KrebsOnSecurity broke the story late Friday that First American Financial left data pertaining to "hundreds of millions" of mortgages going back to 2003 exposed on the Internet. Insurance Journal says First American attributed the issue to a "design defect" in an application, and that it's working to fix the problem. It's unknown whether the exposed data have been exploited or misused, but they contain a great deal of sensitive personal information of great potential interest to criminals.
Parties unknown were scanning from TOR exit nodes over the weekend for signs of the BlueKeep vulnerability, ZDNet reports.
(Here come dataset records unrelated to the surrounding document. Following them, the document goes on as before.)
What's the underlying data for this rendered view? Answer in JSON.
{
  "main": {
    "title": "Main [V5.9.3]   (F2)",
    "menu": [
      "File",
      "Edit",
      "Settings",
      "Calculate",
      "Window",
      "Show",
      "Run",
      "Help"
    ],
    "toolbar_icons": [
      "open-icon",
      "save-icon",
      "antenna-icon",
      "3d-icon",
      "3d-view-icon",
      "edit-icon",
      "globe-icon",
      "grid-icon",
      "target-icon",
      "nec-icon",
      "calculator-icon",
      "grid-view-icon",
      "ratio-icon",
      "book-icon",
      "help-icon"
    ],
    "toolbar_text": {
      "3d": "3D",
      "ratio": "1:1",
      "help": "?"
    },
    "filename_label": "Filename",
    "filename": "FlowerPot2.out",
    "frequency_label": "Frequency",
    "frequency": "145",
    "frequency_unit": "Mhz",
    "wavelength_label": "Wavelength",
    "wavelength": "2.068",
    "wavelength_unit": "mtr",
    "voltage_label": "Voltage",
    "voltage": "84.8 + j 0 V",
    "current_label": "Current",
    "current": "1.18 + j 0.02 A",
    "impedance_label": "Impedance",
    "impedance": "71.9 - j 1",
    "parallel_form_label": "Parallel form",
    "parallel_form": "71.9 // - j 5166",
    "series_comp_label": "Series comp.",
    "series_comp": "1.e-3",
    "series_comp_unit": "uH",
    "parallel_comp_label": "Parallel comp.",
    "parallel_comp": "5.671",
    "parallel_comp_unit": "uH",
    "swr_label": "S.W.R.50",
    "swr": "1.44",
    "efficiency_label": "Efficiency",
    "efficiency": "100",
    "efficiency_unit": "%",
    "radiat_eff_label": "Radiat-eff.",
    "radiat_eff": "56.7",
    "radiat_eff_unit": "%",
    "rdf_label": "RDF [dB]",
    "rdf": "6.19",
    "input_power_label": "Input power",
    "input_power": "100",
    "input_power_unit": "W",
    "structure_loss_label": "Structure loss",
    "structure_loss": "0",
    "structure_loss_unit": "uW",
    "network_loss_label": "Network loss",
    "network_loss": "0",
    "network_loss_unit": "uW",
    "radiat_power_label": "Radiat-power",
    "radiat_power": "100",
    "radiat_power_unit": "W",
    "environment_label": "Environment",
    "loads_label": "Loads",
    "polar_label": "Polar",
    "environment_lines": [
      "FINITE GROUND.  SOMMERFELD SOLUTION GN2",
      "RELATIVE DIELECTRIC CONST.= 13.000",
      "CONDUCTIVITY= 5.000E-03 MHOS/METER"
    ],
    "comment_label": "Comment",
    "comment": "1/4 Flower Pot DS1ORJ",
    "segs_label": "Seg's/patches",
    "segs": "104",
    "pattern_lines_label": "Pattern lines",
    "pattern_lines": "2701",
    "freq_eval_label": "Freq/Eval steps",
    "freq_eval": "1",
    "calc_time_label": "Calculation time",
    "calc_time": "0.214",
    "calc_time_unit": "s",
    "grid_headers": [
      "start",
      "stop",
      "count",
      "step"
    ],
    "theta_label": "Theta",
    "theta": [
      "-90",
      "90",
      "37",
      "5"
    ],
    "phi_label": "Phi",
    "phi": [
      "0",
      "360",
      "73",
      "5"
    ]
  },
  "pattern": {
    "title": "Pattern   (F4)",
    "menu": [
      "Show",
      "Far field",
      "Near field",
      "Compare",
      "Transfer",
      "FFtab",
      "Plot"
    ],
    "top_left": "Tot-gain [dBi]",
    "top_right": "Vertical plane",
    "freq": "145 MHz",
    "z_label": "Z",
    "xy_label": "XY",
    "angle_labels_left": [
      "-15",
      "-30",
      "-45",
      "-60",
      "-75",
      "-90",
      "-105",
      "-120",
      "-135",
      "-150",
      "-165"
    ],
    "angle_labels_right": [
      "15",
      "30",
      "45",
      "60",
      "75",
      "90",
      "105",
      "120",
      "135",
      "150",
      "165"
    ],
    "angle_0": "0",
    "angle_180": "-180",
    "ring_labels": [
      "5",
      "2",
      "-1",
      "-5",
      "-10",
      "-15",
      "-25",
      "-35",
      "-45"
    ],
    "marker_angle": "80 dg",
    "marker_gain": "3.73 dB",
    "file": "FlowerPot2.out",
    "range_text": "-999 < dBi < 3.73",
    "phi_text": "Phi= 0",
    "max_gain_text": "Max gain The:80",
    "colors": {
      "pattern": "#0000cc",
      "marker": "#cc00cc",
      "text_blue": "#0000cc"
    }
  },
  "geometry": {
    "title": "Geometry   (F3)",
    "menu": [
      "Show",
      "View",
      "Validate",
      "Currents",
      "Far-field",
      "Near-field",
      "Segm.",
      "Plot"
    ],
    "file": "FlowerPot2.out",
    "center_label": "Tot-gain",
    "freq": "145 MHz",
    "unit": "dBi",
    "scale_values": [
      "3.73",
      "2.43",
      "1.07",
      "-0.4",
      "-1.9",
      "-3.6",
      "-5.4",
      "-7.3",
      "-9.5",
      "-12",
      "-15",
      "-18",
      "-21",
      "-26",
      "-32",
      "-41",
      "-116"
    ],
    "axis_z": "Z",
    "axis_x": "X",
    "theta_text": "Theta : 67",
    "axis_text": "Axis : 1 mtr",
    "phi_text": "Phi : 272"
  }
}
BlueKeep (CVE-2019-0708) affects the Remote Desktop Protocol in older versions of Windows. 0Patch has a micro-patch for always-on servers and other systems to which Microsoft's patch may be difficult to apply.
According to the Frankfurter Allgemeine, at least three major German firms (Siemens, SAP, and Bosch) are reviewing their relationship with Huawei.
The RobbinHood ransomware that's afflicted Baltimore this month appears to have spread via the EternalBlue vulnerability. EternalBlue, distributed to the world by the ShadowBrokers in 2017, is widely believed to be a zero-day flaw discovered and held for exploitation by NSA, hence reporting in the New York Times and elsewhere that an NSA tool was used against Baltimore. But EternalBlue has been patched since 2017. It's also been used to distribute other malware, notably WannaCry. Perhaps Baltimore should have patched?
Spiegel reports a cryptowar escalation: Germany's Interior Minister Seehofer wants chat apps to deliver plaintext of encrypted communications to law enforcement on demand.